Ohio University vs. Kent State during the last home game of the 2010 season. 10,137 tickets were bought, but only 2,241 people showed up. File photo by Rachel Kilroy.

Doug Brown

The rule

  • Bylaw 20.9.7.3 of the NCAA manual states “once every two years on a rolling basis, the institution shall average at least 15,000 in actual or paid attendance for all home football games.”
  • The NCAA counts actual attendance if “tickets are collected on admission to the game and retained,” “attendees enter through or are counted by a turnstile” that counts each ticketholder, or “attendees enter through a gate at which a representative of the department of athletics counts them individually with a manual counter.”
  • Paid attendance (which is how Kent State claimed the minimum was met in 2010) counts the tickets purchased for each game. To count, “tickets must be sold for at least one-third of the highest regular established ticket price as established prior to the season, regardless of whether they are used for admission.” Because the highest ticket price for Kent State games was $15, the athletic department could say 22,722 tickets were purchased at $5 apiece from the $113,610 check from IMG in 2010, but 15,000 tickets were purchased by athletic department boosters for $75,000 before the season started.
  • Students don’t need to pay for tickets but count as paid attendance when they show up to the game because they pay an athletics fee to the university every semester. Athletes, cheerleaders, marching band and those working at the game do not count for meeting the attendance requirement.
  • The audit

  • To meet the requirement, “an institution must undertake an annual certified audit verifying its football attendance and must be sent to the NCAA no later than Feb. 15 following the season.”
  • Kent State’s Internal Audit Office prepares that report every year for the NCAA, based on the figures based on reports from the athletic department ticket office.
  • Then looks at “money in, tickets purchased,” Nielsen said.
  • Consequences of falling short

  • “An institution that fails to satisfy any of the Football Bowl Subdivision membership requirements shall receive notice of such noncompliance,” states the NCAA rulebook. Kent State received that notice following the 2009 season. After receiving the notice, not reaching the minimum attendance rule again “within a 10-year period shall cause the institution to be placed in restricted membership” and a one-year bowl band ensues. If the attendance rule is violated again, the school can lose its status as a FBS team.
  • No school, however, has ever been dropped out of the FBS because of not reaching the attendance threshold.
  • Kent State’s audited numbers

  • Since the rule began in 2005, Kent State has only reached the 15,000 mark in either paid or actual attendance twice – first in 2006 when corporate sponsors purchased and distributed tickets before the season, and in 2010 when money from the IMG contract was used after the season to “purchase” tickets.
  • In the five years Kent State has not reached the 90,000 threshold in either paid or actual attendance, the Flashes averaged 5,074 in paid attendance per game and 5,063 in actual attendance per game (while publicly reporting an average attendance of 10,673 during those games).
  • Obtained in another records request, the ticket manifests for each game during the 2009, 2010 and 2011 seasons also lists the number of tickets purchased in the categories of season tickets, presale tickets and students who actually showed up.
  • An average of 2,387 students attended football games during that period. The 2010 season opener against Murray State was the most attended by students with 5,934 (nearly 1,500 more than that year’s game against Akron), while that season’s finale against Ohio was the least attended, with an official count of just 486 showing up.

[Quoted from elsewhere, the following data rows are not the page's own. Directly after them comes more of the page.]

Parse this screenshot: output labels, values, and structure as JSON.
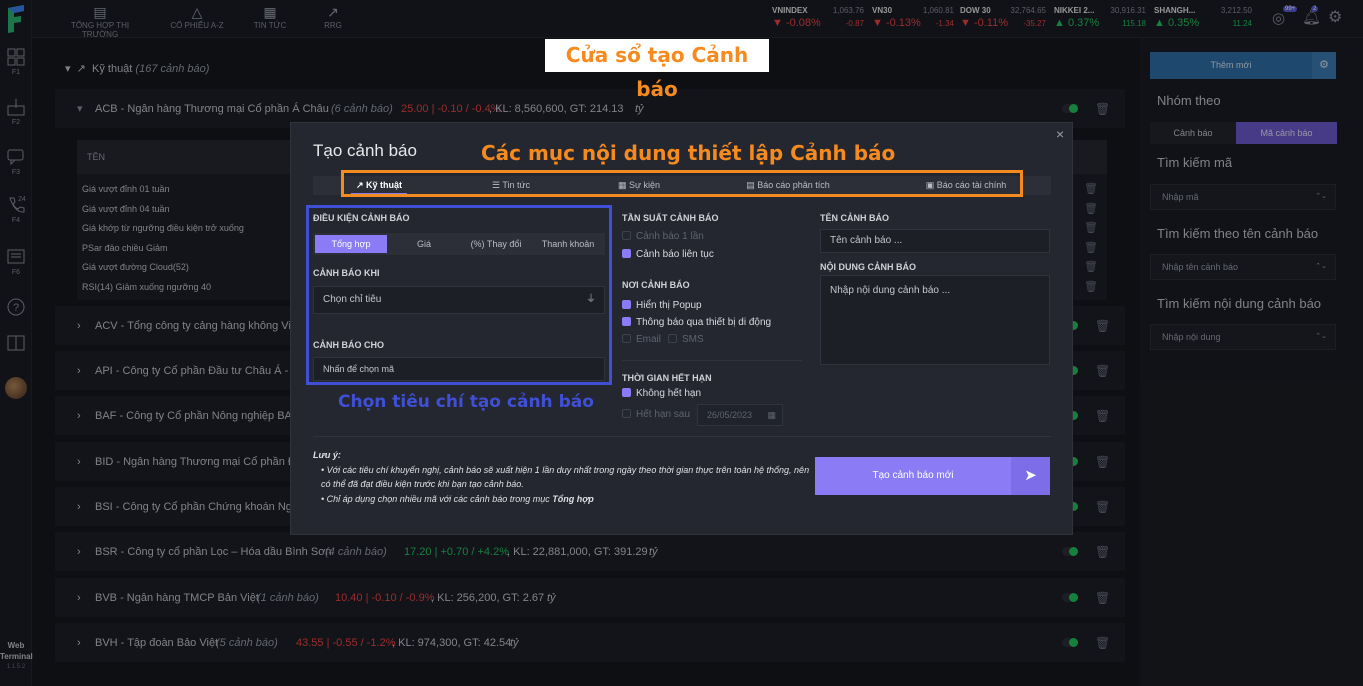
{
  "sidebar": {
    "items": [
      {
        "key": "F1"
      },
      {
        "key": "F2"
      },
      {
        "key": "F3"
      },
      {
        "key": "F4",
        "badge": "24"
      },
      {
        "key": "F6"
      }
    ],
    "footer": {
      "line1": "Web",
      "line2": "Terminal",
      "version": "1.1.5.2"
    }
  },
  "topnav": {
    "items": [
      {
        "label": "TỔNG HỢP THỊ TRƯỜNG",
        "icon": "document-icon"
      },
      {
        "label": "CỔ PHIẾU A-Z",
        "icon": "shapes-icon"
      },
      {
        "label": "TIN TỨC",
        "icon": "news-icon"
      },
      {
        "label": "RRG",
        "icon": "trend-icon"
      }
    ]
  },
  "indices": [
    {
      "name": "VNINDEX",
      "value": "1,063.76",
      "pct": "-0.08%",
      "chg": "-0.87",
      "dir": "dn"
    },
    {
      "name": "VN30",
      "value": "1,060.81",
      "pct": "-0.13%",
      "chg": "-1.34",
      "dir": "dn"
    },
    {
      "name": "DOW 30",
      "value": "32,764.65",
      "pct": "-0.11%",
      "chg": "-35.27",
      "dir": "dn"
    },
    {
      "name": "NIKKEI 2...",
      "value": "30,916.31",
      "pct": "0.37%",
      "chg": "115.18",
      "dir": "up"
    },
    {
      "name": "SHANGH...",
      "value": "3,212.50",
      "pct": "0.35%",
      "chg": "11.24",
      "dir": "up"
    }
  ],
  "header": {
    "notif_badge": "99+",
    "notif_badge2": "2"
  },
  "group": {
    "title": "Kỹ thuật",
    "count": "(167 cảnh báo)"
  },
  "acb": {
    "title": "ACB - Ngân hàng Thương mại Cổ phần Á Châu",
    "count": "(6 cảnh báo)",
    "price": "25.00 | -0.10 / -0.4%",
    "kl": ", KL: 8,560,600, GT: 214.13",
    "unit": "tỷ",
    "col": "TÊN",
    "alerts": [
      "Giá vượt đỉnh 01 tuần",
      "Giá vượt đỉnh 04 tuần",
      "Giá khớp từ ngưỡng điều kiện trở xuống",
      "PSar đảo chiều Giảm",
      "Giá vượt đường Cloud(52)",
      "RSI(14) Giảm xuống ngưỡng 40"
    ]
  },
  "stocks": [
    {
      "title": "ACV - Tổng công ty cảng hàng không Việ"
    },
    {
      "title": "API - Công ty Cổ phần Đầu tư Châu Á - T"
    },
    {
      "title": "BAF - Công ty Cổ phần Nông nghiệp BAF"
    },
    {
      "title": "BID - Ngân hàng Thương mại Cổ phần Đ"
    },
    {
      "title": "BSI - Công ty Cổ phần Chứng khoán Ngâ"
    },
    {
      "title": "BSR - Công ty cổ phần Lọc – Hóa dầu Bình Sơn",
      "count": "(4 cảnh báo)",
      "price": "17.20 | +0.70 / +4.2%",
      "kl": ", KL: 22,881,000, GT: 391.29",
      "unit": "tỷ",
      "dir": "up"
    },
    {
      "title": "BVB - Ngân hàng TMCP Bản Việt",
      "count": "(1 cảnh báo)",
      "price": "10.40 | -0.10 / -0.9%",
      "kl": ", KL: 256,200, GT: 2.67",
      "unit": "tỷ",
      "dir": "dn"
    },
    {
      "title": "BVH - Tập đoàn Bảo Việt",
      "count": "(5 cảnh báo)",
      "price": "43.55 | -0.55 / -1.2%",
      "kl": ", KL: 974,300, GT: 42.54",
      "unit": "tỷ",
      "dir": "dn"
    }
  ],
  "right": {
    "add_btn": "Thêm mới",
    "group_title": "Nhóm theo",
    "group_tabs": [
      "Cảnh báo",
      "Mã cảnh báo"
    ],
    "search_code": "Tìm kiếm mã",
    "search_code_ph": "Nhập mã",
    "search_name": "Tìm kiếm theo tên cảnh báo",
    "search_name_ph": "Nhập tên cảnh báo",
    "search_content": "Tìm kiếm nội dung cảnh báo",
    "search_content_ph": "Nhập nội dung"
  },
  "modal": {
    "title": "Tạo cảnh báo",
    "tabs": [
      "Kỹ thuật",
      "Tin tức",
      "Sự kiện",
      "Báo cáo phân tích",
      "Báo cáo tài chính"
    ],
    "cond_label": "ĐIỀU KIỆN CẢNH BÁO",
    "cond_tabs": [
      "Tổng hợp",
      "Giá",
      "(%) Thay đổi",
      "Thanh khoản"
    ],
    "when_label": "CẢNH BÁO KHI",
    "when_ph": "Chọn chỉ tiêu",
    "for_label": "CẢNH BÁO CHO",
    "for_ph": "Nhấn để chọn mã",
    "freq_label": "TẦN SUẤT CẢNH BÁO",
    "freq_once": "Cảnh báo 1 lần",
    "freq_cont": "Cảnh báo liên tục",
    "where_label": "NƠI CẢNH BÁO",
    "popup": "Hiển thị Popup",
    "mobile": "Thông báo qua thiết bị di động",
    "email": "Email",
    "sms": "SMS",
    "exp_label": "THỜI GIAN HẾT HẠN",
    "no_exp": "Không hết hạn",
    "exp_after": "Hết hạn sau",
    "exp_date": "26/05/2023",
    "name_label": "TÊN CẢNH BÁO",
    "name_ph": "Tên cảnh báo ...",
    "content_label": "NỘI DUNG CẢNH BÁO",
    "content_ph": "Nhập nội dung cảnh báo ...",
    "note_title": "Lưu ý:",
    "note1": "Với các tiêu chí khuyến nghị, cảnh báo sẽ xuất hiện 1 lần duy nhất trong ngày theo thời gian thực trên toàn hệ thống, nên có thể đã đạt điều kiện trước khi bạn tạo cảnh báo.",
    "note2a": "Chỉ áp dụng chọn nhiều mã với các cảnh báo trong mục",
    "note2b": "Tổng hợp",
    "submit": "Tạo cảnh báo mới"
  },
  "annotations": {
    "window": "Cửa sổ tạo Cảnh báo",
    "tabs": "Các mục nội dung thiết lập Cảnh báo",
    "criteria": "Chọn tiêu chí tạo cảnh báo"
  },
  "colors": {
    "accent": "#8b7cf6",
    "up": "#22c55e",
    "down": "#ef4444",
    "annot_orange": "#f58a1f",
    "annot_blue": "#3f4fd6"
  }
}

By all accounts from the athletic department, the “90Ksu: Everyone Counts” marketing campaign was successful for the 2010 football season.

Without the campaign, the Flashes would have been in violation of the NCAA rules mandating an average of 15,000 in paid (tickets purchased) or actual (people in the stadium) attendance once every two years.

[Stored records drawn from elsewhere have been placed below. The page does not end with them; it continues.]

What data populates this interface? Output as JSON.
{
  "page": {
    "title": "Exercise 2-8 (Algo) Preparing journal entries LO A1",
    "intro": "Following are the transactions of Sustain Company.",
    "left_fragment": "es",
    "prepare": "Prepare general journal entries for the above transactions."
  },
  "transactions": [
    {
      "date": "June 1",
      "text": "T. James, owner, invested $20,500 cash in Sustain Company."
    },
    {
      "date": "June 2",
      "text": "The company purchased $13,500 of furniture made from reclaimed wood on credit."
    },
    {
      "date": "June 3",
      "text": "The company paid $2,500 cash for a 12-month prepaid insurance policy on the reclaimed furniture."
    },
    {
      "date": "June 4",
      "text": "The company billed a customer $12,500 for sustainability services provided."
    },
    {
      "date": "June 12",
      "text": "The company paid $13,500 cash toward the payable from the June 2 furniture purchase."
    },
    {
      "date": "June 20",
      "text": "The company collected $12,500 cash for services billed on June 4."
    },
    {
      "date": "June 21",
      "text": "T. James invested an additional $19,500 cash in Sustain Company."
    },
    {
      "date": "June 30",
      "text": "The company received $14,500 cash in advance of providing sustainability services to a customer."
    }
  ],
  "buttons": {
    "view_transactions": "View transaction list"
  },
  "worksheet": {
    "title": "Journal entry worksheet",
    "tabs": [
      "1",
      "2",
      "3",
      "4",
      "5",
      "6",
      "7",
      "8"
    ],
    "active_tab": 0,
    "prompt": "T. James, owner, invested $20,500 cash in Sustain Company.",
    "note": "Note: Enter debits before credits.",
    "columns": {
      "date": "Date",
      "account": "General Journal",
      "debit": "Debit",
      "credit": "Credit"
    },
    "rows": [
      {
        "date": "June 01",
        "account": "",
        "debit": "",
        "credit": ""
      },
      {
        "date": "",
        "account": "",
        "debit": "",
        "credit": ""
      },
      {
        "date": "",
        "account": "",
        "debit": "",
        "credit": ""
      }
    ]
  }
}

But records and sources confirm Kent State reached a paid attendance of just over 90,000 in the six home games in 2010 by using more than $113,000 of its own money. The funds were used to “buy” nearly 23,000 illusory tickets after the season was over to make up for falling short of the NCAA-mandated minimum.

The Flashes then reported to the NCAA they were in compliance with the rule, only after adding those tickets to its attendance database and distributing the newly purchased tickets among the already played games. According to a university-conducted audit, fewer than 45,000 people actually showed up to games in 2010.

The NCAA measures compliance with the minimum attendance rule based on that certified audit of the figures the school sends after the season. The audits are conducted by the Internal Audit Office in late December and January, and report the paid attendance (how many tickets were bought), actual attendance (how many people actually showed up) and revenue from ticket sales as reported from the ticket office database to the NCAA. The 15,000 average must be met in either paid or actual attendance once every two years.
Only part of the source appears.